Lawmakers have also blasted the Bush Treasury for its lack of spending transparency and its failure to use the bailout cash to target the foreclosure crisis that remains at the root of the financial meltdown. Both issues — along with efforts to rein in executive compensation for bailed out banks — are tackled in Frank’s reform bill.
But it’s a proposal not likely to be enacted. Despite a hearing and an expected House vote on Frank’s bill this week, it’s tough to find anyone who thinks the legislation has legs in the Senate.
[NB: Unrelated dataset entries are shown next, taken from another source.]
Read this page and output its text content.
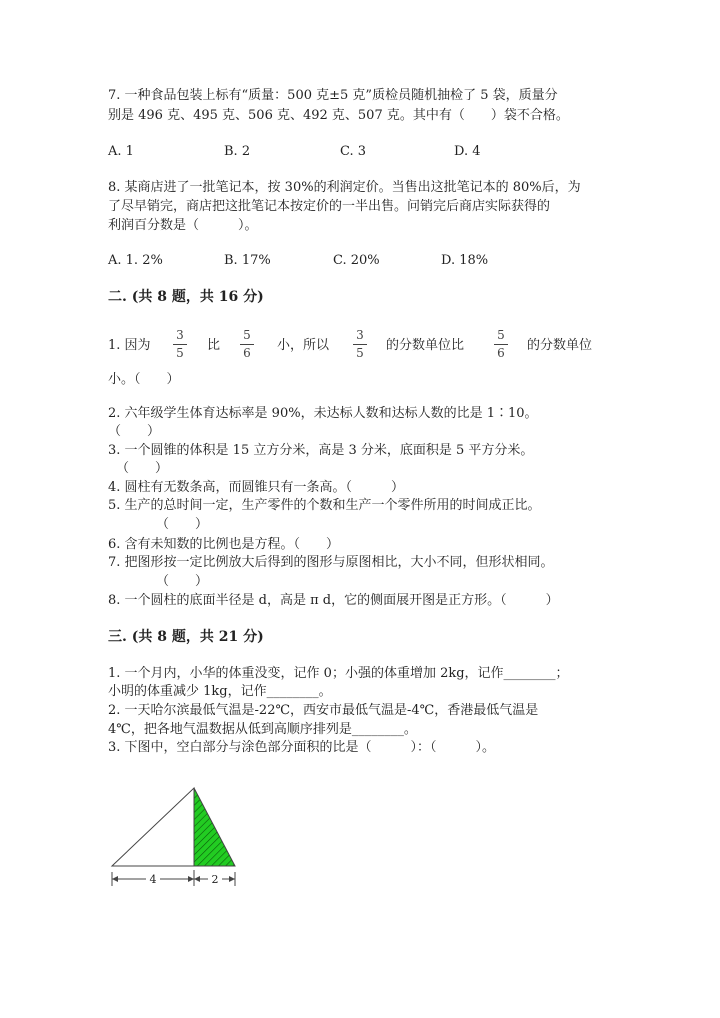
7. 一种食品包装上标有“质量：500 克±5 克”质检员随机抽检了 5 袋，质量分
别是 496 克、495 克、506 克、492 克、507 克。其中有（　　）袋不合格。
A. 1	B. 2	C. 3	D. 4
8. 某商店进了一批笔记本，按 30%的利润定价。当售出这批笔记本的 80%后，为
了尽早销完，商店把这批笔记本按定价的一半出售。问销完后商店实际获得的
利润百分数是（　　　）。
A. 1. 2%	B. 17%	C. 20%	D. 18%
二. (共 8 题，共 16 分)
1. 因为
3
5 比
5
6 小，所以
3
5 的分数单位比
5
6 的分数单位
小。（　　）
2. 六年级学生体育达标率是 90%，未达标人数和达标人数的比是 1∶10。
（　　）
3. 一个圆锥的体积是 15 立方分米，高是 3 分米，底面积是 5 平方分米。
（　　）
4. 圆柱有无数条高，而圆锥只有一条高。（　　　）
5. 生产的总时间一定，生产零件的个数和生产一个零件所用的时间成正比。
（　　）
6. 含有未知数的比例也是方程。（　　）
7. 把图形按一定比例放大后得到的图形与原图相比，大小不同，但形状相同。
（　　）
8. 一个圆柱的底面半径是 d，高是 π d，它的侧面展开图是正方形。（　　　）
三. (共 8 题，共 21 分)
1. 一个月内，小华的体重没变，记作 0；小强的体重增加 2kg，记作________；
小明的体重减少 1kg，记作________。
2. 一天哈尔滨最低气温是-22℃，西安市最低气温是-4℃，香港最低气温是
4℃，把各地气温数据从低到高顺序排列是________。
3. 下图中，空白部分与涂色部分面积的比是（　　　）：（　　　）。
4	2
Indeed, Banking Committee Chairman Christopher Dodd (D-Conn.) said this week that he would consider legislation similar to Frank’s, but assurances from the Obama camp would likely be an ample substitute.
Dodd says the problem is not with the TARP bill, but simply with the Bush administration’s implementation of it — a problem the Obama team can fix without new legislation. “They agree,” Dodd said in a statement Monday, “that we need a comprehensive, coherent strategy to replace the current piecemeal approach, and have committed to using additional funds to help Main Street.”
On Monday, Larry Summers, Obama’s top economic adviser, issued a letter to congressional leaders outlining the incoming administration’s strategy for spending the second half of TARP funds, including heightened oversight and a vow to help struggling homeowners avoid foreclosures.
“Confronting this [foreclosure] challenge,” Summers wrote, “is an absolute imperative if we are to restore the health of our housing sector and the financial system as a whole.”
After months of struggling to get the Bush administration to target foreclosures as part of the rescue strategy, some housing advocates are willing to believe that things will change under an Obama White House — even without TARP reform legislation. “This administration, apparently, is getting it,” said David Berenbaum, executive vice president of the National Community Reinvestment Coalition.
Still, Summer’s nonbinding document is just three pages long. Many consumer groups want more assurance that the Obama White House will follow through with its plans.
“The danger is that we get off the rails,” Steele said, “and the next industry comes along, hat in hand, and the money starts going to places it was never intended.”
Linda Sherry, director of national priorities at Consumer Action, a consumer-rights group, said Obama’s promises of spending transparency are great, but they lack the force of law that would guarantee that taxpayers know where the TARP money is going. “It’s very harmful when the public doesn’t have access to this information,” Sherry said. “The companies can’t just get a free lunch here.”
Some good-government advocates are scratching their heads over the alacrity of congressional Democrats’ to trust the White House — even a Democratic White House — after eight years bemoaning the runaway powers of the Bush administration. If lawmakers get burned this time around, they say, they’ll have no one to blame but themselves.
“Fool me once, shame on you,” said Ellis, of Taxpayers for Common Sense. “Fool me twice, shame on me.”